8. Given regard to all this and the suggestions made at the bar by both sides, we deem appropriate to dispose of this petition at this stage by the following consent order:-
(i) Trial court shall hold trial of Sessions Case No. 1/99 for 10 days in a month from May except June 2002. It shall adjust its calendar suit in consultation with principal District and Sessions Judge, if need be, to explore that no other matter was taken up on the fixed dates.
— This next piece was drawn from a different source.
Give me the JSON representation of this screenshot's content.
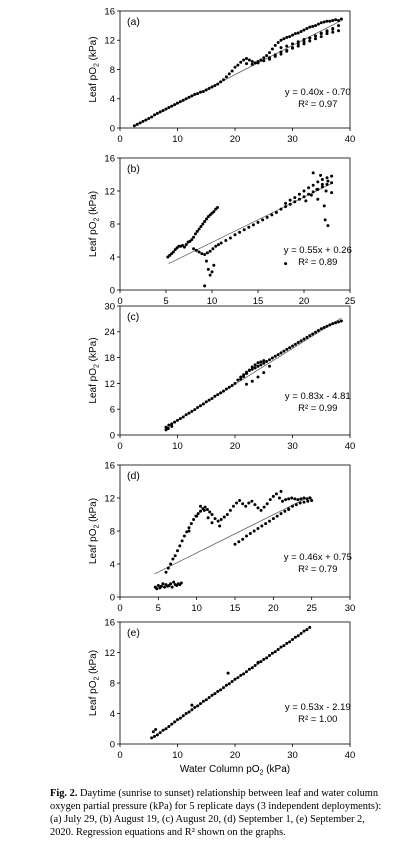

(ii) CBI and its concerned functionaries including its special prosecutors are directed to take steps to ensure that sufficient number of witnesses were present and available on the dated fixed for prosecution evidence and so is trial court required to complete the examination of prosecution witness in attendance on day to day basis.
(iii) No adjournment shall be granted for non-availability of a defense counsel resulting in deferring of the cross-examination of a prosecution witness and in that event it shall be open to trial court to take recourse to various options in terms of Section 309 including closure of cross-examination or cancellation of bail of accused.
(iv) Trial court shall also take expeditious steps to complete the trial as far as practicable by 15th of December 2002. In case it was not possible for it to adhere to the prescribed time frame, it could seek extension of time on sufficient cause
(v) Petition shall be at liberty to reagitate the matter in case of any further grievance by an appropriate remedy under law.